Als ein im SDAX gelistetes Unternehmen mit nur einer Aktiengattung, einem dualistischen Führungssystem sowie keinen Sonderrechten für einzelne Aktionäre erfüllt IONOS die meisten Kriterien. Einen Punkt Abzug gibt es für die Rechtsform der SE, bei der das Missbrauchs-potenzial höher als wie bei der klassischen AG ist, bspw. durch die
gegebenen Wahlmöglichkeiten bei Firmensitz und Führungssystem.
b) Vorstand
Fachlichkeit. Der Vorstand ist mit CEO Achim Weiß, CFO Britta Schmidt und COO Dr. Jens Reich kompetent besetzt, die Verantwortlichkeiten klar verteilt. Auch die zweite Managementebene wird transparent ausgewiesen und passt in das Gesamtbild.

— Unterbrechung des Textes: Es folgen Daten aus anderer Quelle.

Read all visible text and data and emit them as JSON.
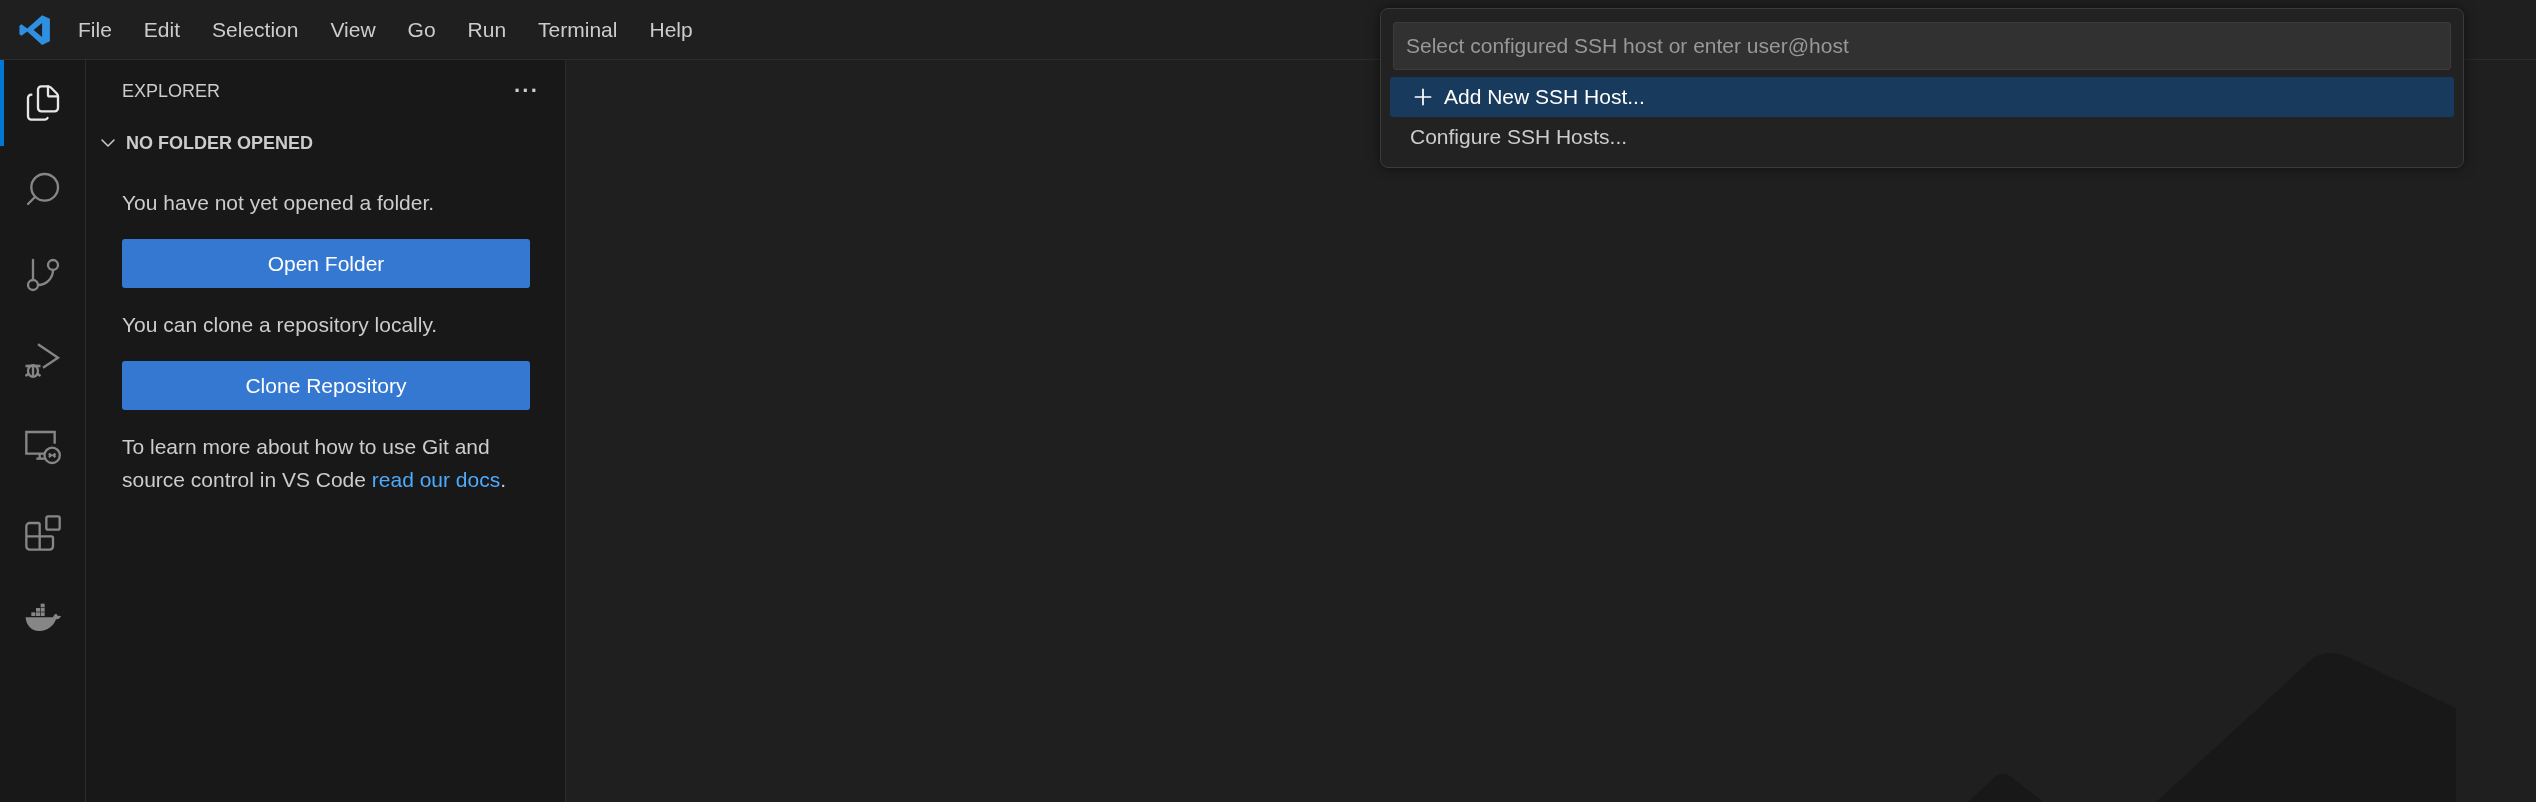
{
  "menu": [
    {
      "label": "File"
    },
    {
      "label": "Edit"
    },
    {
      "label": "Selection"
    },
    {
      "label": "View"
    },
    {
      "label": "Go"
    },
    {
      "label": "Run"
    },
    {
      "label": "Terminal"
    },
    {
      "label": "Help"
    }
  ],
  "activity_bar": [
    {
      "kind": "files",
      "selected": true
    },
    {
      "kind": "search",
      "selected": false
    },
    {
      "kind": "scm",
      "selected": false
    },
    {
      "kind": "debug",
      "selected": false
    },
    {
      "kind": "remote",
      "selected": false
    },
    {
      "kind": "extensions",
      "selected": false
    },
    {
      "kind": "docker",
      "selected": false
    }
  ],
  "sidebar": {
    "title": "EXPLORER",
    "more": "···",
    "section": {
      "title": "NO FOLDER OPENED",
      "expanded": true,
      "content": [
        {
          "kind": "text",
          "text": "You have not yet opened a folder."
        },
        {
          "kind": "button",
          "text": "Open Folder"
        },
        {
          "kind": "text",
          "text": "You can clone a repository locally."
        },
        {
          "kind": "button",
          "text": "Clone Repository"
        },
        {
          "kind": "text",
          "text": "To learn more about how to use Git and source control in VS Code ",
          "link": "read our docs",
          "after": "."
        }
      ]
    }
  },
  "quick_pick": {
    "placeholder": "Select configured SSH host or enter user@host",
    "items": [
      {
        "label": "Add New SSH Host...",
        "kind": "add",
        "selected": true
      },
      {
        "label": "Configure SSH Hosts...",
        "kind": "plain",
        "selected": false
      }
    ]
  }
}
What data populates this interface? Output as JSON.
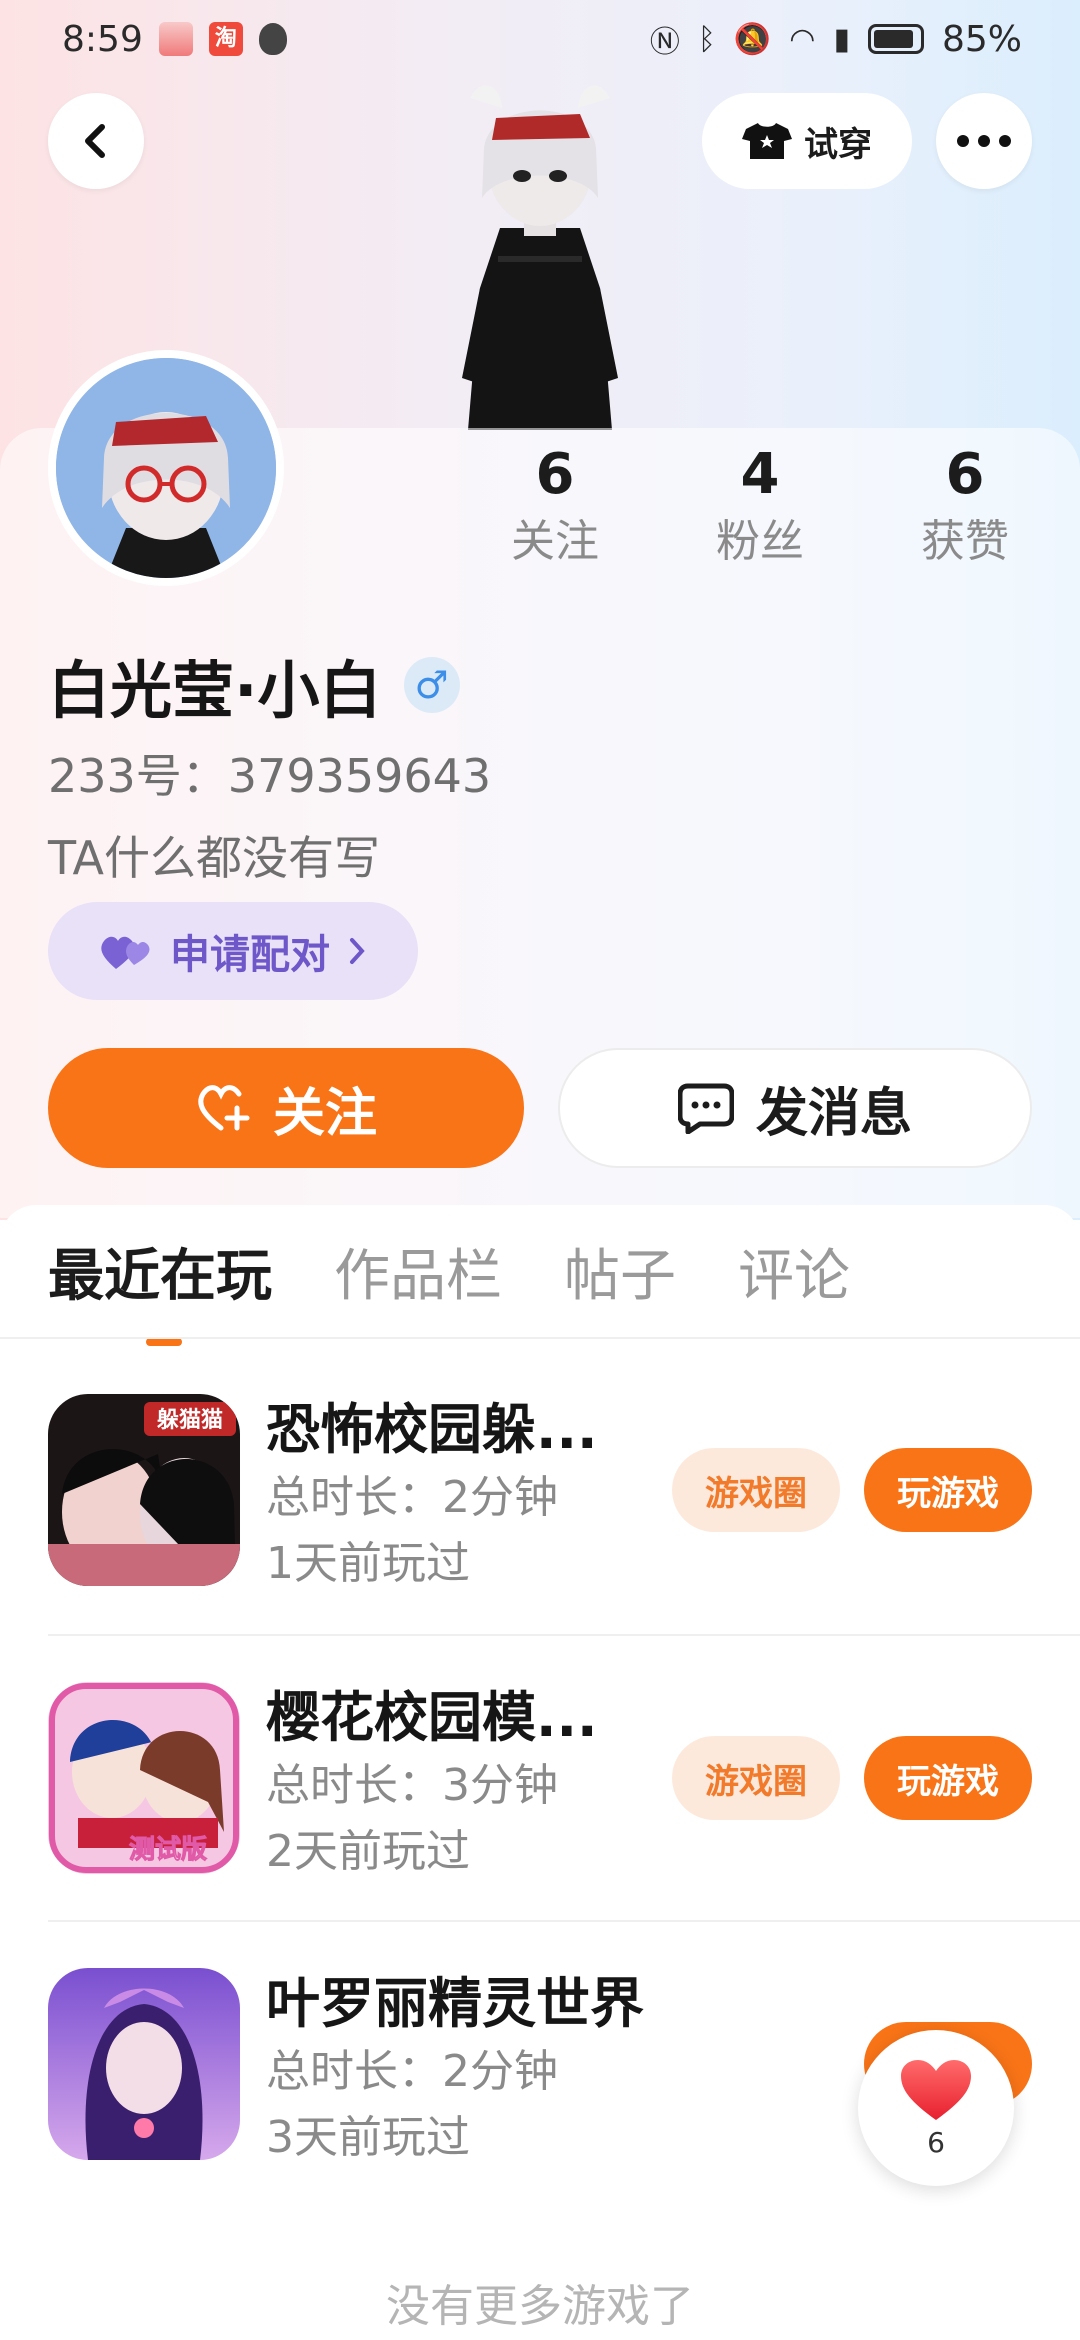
{
  "status_bar": {
    "time": "8:59",
    "taobao_badge": "淘",
    "battery": "85%"
  },
  "header": {
    "tryon_label": "试穿"
  },
  "profile": {
    "stats": [
      {
        "value": "6",
        "label": "关注"
      },
      {
        "value": "4",
        "label": "粉丝"
      },
      {
        "value": "6",
        "label": "获赞"
      }
    ],
    "name": "白光莹·小白",
    "gender_symbol": "♂",
    "uid": "233号：379359643",
    "bio": "TA什么都没有写",
    "pair_label": "申请配对",
    "follow_label": "关注",
    "message_label": "发消息"
  },
  "tabs": [
    "最近在玩",
    "作品栏",
    "帖子",
    "评论"
  ],
  "games": [
    {
      "title": "恐怖校园躲...",
      "duration": "总时长：2分钟",
      "last_played": "1天前玩过",
      "circle_label": "游戏圈",
      "play_label": "玩游戏",
      "icon_badge": "躲猫猫"
    },
    {
      "title": "樱花校园模...",
      "duration": "总时长：3分钟",
      "last_played": "2天前玩过",
      "circle_label": "游戏圈",
      "play_label": "玩游戏",
      "icon_badge": "测试版"
    },
    {
      "title": "叶罗丽精灵世界",
      "duration": "总时长：2分钟",
      "last_played": "3天前玩过",
      "circle_label": "",
      "play_label": "",
      "icon_badge": ""
    }
  ],
  "end_note": "没有更多游戏了",
  "like_fab": {
    "count": "6"
  },
  "colors": {
    "accent": "#f97417",
    "pair_purple": "#6e57c9",
    "muted": "#8a8a8a"
  }
}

Die Verwaltungskosten erhöhten sich proportional zu den Gesamtumsätzen von 77 Mio. Euro im Vorjahr (7 % von den Gesamtumsätzen) auf 88 Mio. Euro (6,8 % von den Gesamtumsätzen) unter anderem infolge des gestiegenen Personalaufwands sowie durch den Anstieg der Rechts- und Beratungskosten bedingt durch die IPO-Vorbereitungen von 5,2 auf 11,4 Mio. Euro. Für ein SDAX-Konzern in der Größe von IONOS zeigen sich dabei keine Unstimmigkeiten.
Unabhängigkeit. Es sind mit Blick auf die Vorstandsmitglieder keine Abhängigkeiten bekannt, weder auf dem Papier noch sich in partikulär gesteuerten Handeln ausdrückend. Auch sind die Vorstände in keine Rechtsverfahren verwickelt. Wichtig wird es in 2023 zu verfolgen, wie dem Management im Zuge des Börsengangs die Entflechtung und Verselbstständigung vom Mutterkonzern United Internet gelingt.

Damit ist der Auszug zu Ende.